On July 14, 2010, Tekmira signed a contract with the United States Government to advance an RNAi therapeutic utilizing Tekmira's LNP technology to treat Ebola virus infection. Under the contract Tekmira is being reimbursed for costs incurred, including an allocation of overheads, and is being paid an incentive fee. U.S. Government revenue was $1.9 million in Q3 2012 as compared to $2.0 million in Q3 2011.
In August 2012, the Company announced that it had received a temporary stop-work order from the U.S. Government in respect of its TKM-Ebola contract. On October 2, 2012, Tekmira announced that the stop-work order had been lifted and work was to be resumed. As a result of the stop-work order, U.S. Government revenue was lower than the Company had forecasted for Q3 2012 and YTD 2012.
In Q3 2012, the Company earned a $1 million milestone payment from Talon Therapeutics, Inc. based on the FDA approval of Marqibo and will receive royalty payments based on Marqibo's commercial sales.
Research, development, collaborations and contracts expenses were $3.1 million in Q3 2012 as compared to $4.4 million in Q3 2011.
Third-party expenses on the TKM-Ebola program and Alnylam manufacturing were considerably lower in Q3 2012 as compared to Q3 2011.
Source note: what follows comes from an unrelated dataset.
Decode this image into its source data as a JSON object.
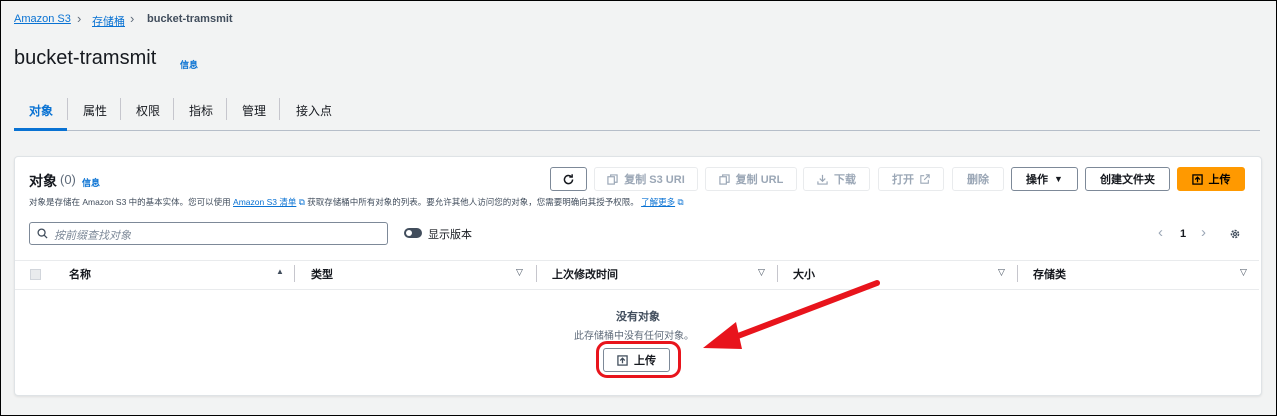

Spending on Tekmira's internal research programs was reduced as the Company focused on TKM-Ebola, TKM-PLK1 and its litigation against Alnylam and AlCana.
General and administrative expenses were $1.5 million in Q3 2012 as compared to $1.2 million in Q3 2011. This increase in Q3 2012 largely relates to legal fees incurred in respect of Tekmira's lawsuit against Alnylam and AlCana.
As at September 30, 2012, the Company had a contingent obligation to Orrick, Herrington and Sutcliffe LLP, lead legal counsel for the lawsuit against Alnylam and AlCana of $15,887,877). As a result of the settlement of the litigation between Tekmira and Alnylam plus costs incurred after September 30, 2012, are now payable to Orrick and will be recorded in Q4 2012.
Conclusion: Strong Buy
Tekmira Pharmaceuticals Corporation is a biopharmaceutical company focused on advancing novel RNA interference therapeutics (RNAi therapeutics) and providing its leading lipid nanoparticle delivery technology to pharmaceutical partners. Tekmira has been working in the field of nucleic acid delivery for over a decade and has broad intellectual property covering LNPs.
RNAi therapeutics have the potential to treat a broad number of human diseases by "silencing" disease causing genes. The discoverers of RNAi, Stanford University's Andrew Z. Fire and University of Massachusetts' Craig C. Mello, were awarded the 2006 Nobel Prize for Physiology or Medicine "for their discovery of RNA interference - gene silencing by double-stranded RNA," a gene silencing mechanism used by all cells.
RNAi therapeutics, such as "siRNAs," require delivery technology to be effective systemically. Tekmira's LNP technology is probably the most widely adopted delivery technology for the systemic delivery of RNAi therapeutics. Tekmira's LNP formulations are manufactured by a proprietary method and LNP-based products have been reviewed by multiple FDA divisions for use in clinical trials. LNP formulations comprise several lipid components that can be adjusted to suit the specific application. Tekmira may be small, but this company has a big lead in RNAi therapeutics that could translate into significant rewards to shareholders who invest at this stage of their promising development.